PART 2
Chapter 2
(continued)
"Oh, that's it!" said the prince. "And so am I to be getting
ready for a journey too? At your service," he said to his wife,
sitting down. "And I tell you what, Katia," he went on to his
younger daughter, "you must wake up one fine day and say to
yourself: Why, I'm quite well, and merry, and going out again
with father for an early morning walk in the frost. Hey?"
What her father said seemed simple enough, yet at these words
Kitty became confused and overcome like a detected criminal.
"Yes, he sees it all, he understands it all, and in these words
he's telling me that though I'm ashamed, I must get over my
shame." She could not pluck up spirit to make any answer. She
tried to begin, and all at once burst into tears, and rushed out
of the room.
"See what comes of your jokes!" the princess pounced down on her
husband. "You're always..." she began a string of reproaches.

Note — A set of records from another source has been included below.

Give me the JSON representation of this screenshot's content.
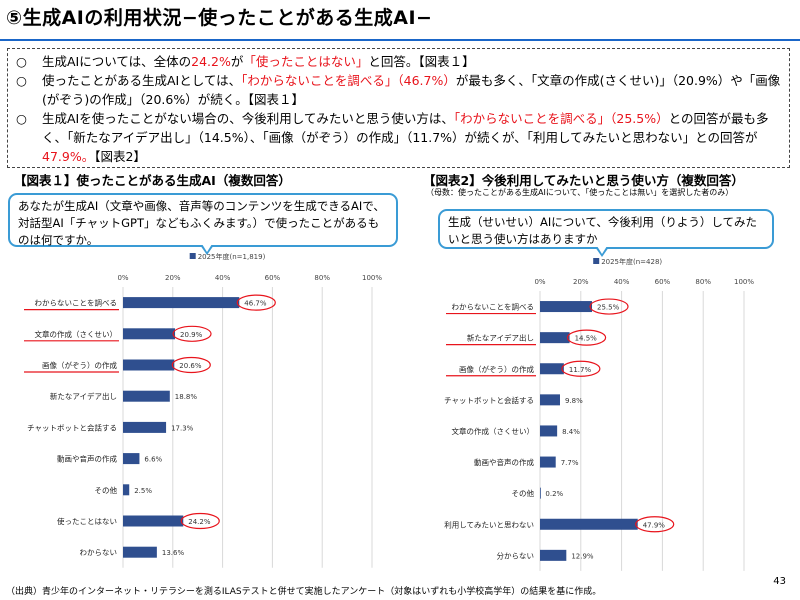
{
  "page": {
    "title": "⑤生成AIの利用状況−使ったことがある生成AI−",
    "page_number": "43",
    "source_note": "（出典）青少年のインターネット・リテラシーを測るILASテストと併せて実施したアンケート（対象はいずれも小学校高学年）の結果を基に作成。"
  },
  "summary": {
    "bullet_mark": "○",
    "bullets": [
      [
        {
          "t": "生成AIについては、全体の"
        },
        {
          "t": "24.2%",
          "red": true
        },
        {
          "t": "が"
        },
        {
          "t": "「使ったことはない」",
          "red": true
        },
        {
          "t": "と回答。【図表１】"
        }
      ],
      [
        {
          "t": "使ったことがある生成AIとしては、"
        },
        {
          "t": "「わからないことを調べる」（46.7%）",
          "red": true
        },
        {
          "t": "が最も多く、「文章の作成(さくせい)」（20.9%）や「画像(がぞう)の作成」（20.6%）が続く。【図表１】"
        }
      ],
      [
        {
          "t": "生成AIを使ったことがない場合の、今後利用してみたいと思う使い方は、"
        },
        {
          "t": "「わからないことを調べる」（25.5%）",
          "red": true
        },
        {
          "t": "との回答が最も多く、「新たなアイデア出し」（14.5%）、「画像（がぞう）の作成」（11.7%）が続くが、「利用してみたいと思わない」との回答が"
        },
        {
          "t": "47.9%。",
          "red": true
        },
        {
          "t": "【図表2】"
        }
      ]
    ]
  },
  "figure1": {
    "title": "【図表１】使ったことがある生成AI（複数回答）",
    "question": "あなたが生成AI（文章や画像、音声等のコンテンツを生成できるAIで、対話型AI「チャットGPT」などもふくみます。）で使ったことがあるものは何ですか。"
  },
  "figure2": {
    "title": "【図表2】今後利用してみたいと思う使い方（複数回答）",
    "note": "（母数：使ったことがある生成AIについて、「使ったことは無い」を選択した者のみ）",
    "question": "生成（せいせい）AIについて、今後利用（りよう）してみたいと思う使い方はありますか"
  },
  "colors": {
    "bar": "#2f4f8f",
    "highlight": "#e8141c",
    "accent": "#1a66c8",
    "bubble_border": "#3a9bd5"
  },
  "chart_data": [
    {
      "type": "bar",
      "orientation": "horizontal",
      "series": [
        {
          "name": "2025年度(n=1,819)",
          "values": [
            46.7,
            20.9,
            20.6,
            18.8,
            17.3,
            6.6,
            2.5,
            24.2,
            13.6
          ]
        }
      ],
      "categories": [
        "わからないことを調べる",
        "文章の作成（さくせい）",
        "画像（がぞう）の作成",
        "新たなアイデア出し",
        "チャットボットと会話する",
        "動画や音声の作成",
        "その他",
        "使ったことはない",
        "わからない"
      ],
      "value_labels": [
        "46.7%",
        "20.9%",
        "20.6%",
        "18.8%",
        "17.3%",
        "6.6%",
        "2.5%",
        "24.2%",
        "13.6%"
      ],
      "xlim": [
        0,
        100
      ],
      "xticks": [
        "0%",
        "20%",
        "40%",
        "60%",
        "80%",
        "100%"
      ],
      "highlighted_values": [
        0,
        1,
        2,
        7
      ],
      "underlined_categories": [
        0,
        1,
        2
      ]
    },
    {
      "type": "bar",
      "orientation": "horizontal",
      "series": [
        {
          "name": "2025年度(n=428)",
          "values": [
            25.5,
            14.5,
            11.7,
            9.8,
            8.4,
            7.7,
            0.2,
            47.9,
            12.9
          ]
        }
      ],
      "categories": [
        "わからないことを調べる",
        "新たなアイデア出し",
        "画像（がぞう）の作成",
        "チャットボットと会話する",
        "文章の作成（さくせい）",
        "動画や音声の作成",
        "その他",
        "利用してみたいと思わない",
        "分からない"
      ],
      "value_labels": [
        "25.5%",
        "14.5%",
        "11.7%",
        "9.8%",
        "8.4%",
        "7.7%",
        "0.2%",
        "47.9%",
        "12.9%"
      ],
      "xlim": [
        0,
        100
      ],
      "xticks": [
        "0%",
        "20%",
        "40%",
        "60%",
        "80%",
        "100%"
      ],
      "highlighted_values": [
        0,
        1,
        2,
        7
      ],
      "underlined_categories": [
        0,
        1,
        2
      ]
    }
  ]
}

The prince listened to the princess's scolding rather a long
while without speaking, but his face was more and more frowning.
"She's so much to be pitied, poor child, so much to be pitied,
and you don't feel how it hurts her to hear the slightest
reference to the cause of it. Ah! to be so mistaken in people!"
said the princess, and by the change in her tone both Dolly and
the prince knew she was speaking of Vronsky. "I don't know why
there aren't laws against such base, dishonorable people."
"Ah, I can't bear to hear you!" said the prince gloomily, getting
up from his low chair, and seeming anxious to get away, yet
stopping in the doorway. "There are laws, madam, and since
you've challenged me to it, I'll tell you who's to blame for it
all: you and you, you and nobody else. Laws against such young
gallants there have always been, and there still are! Yes, if
there has been nothing that ought not to have been, old as I am,
I'd have called him out to the barrier, the young dandy. Yes,
and now you physic her and call in these quacks."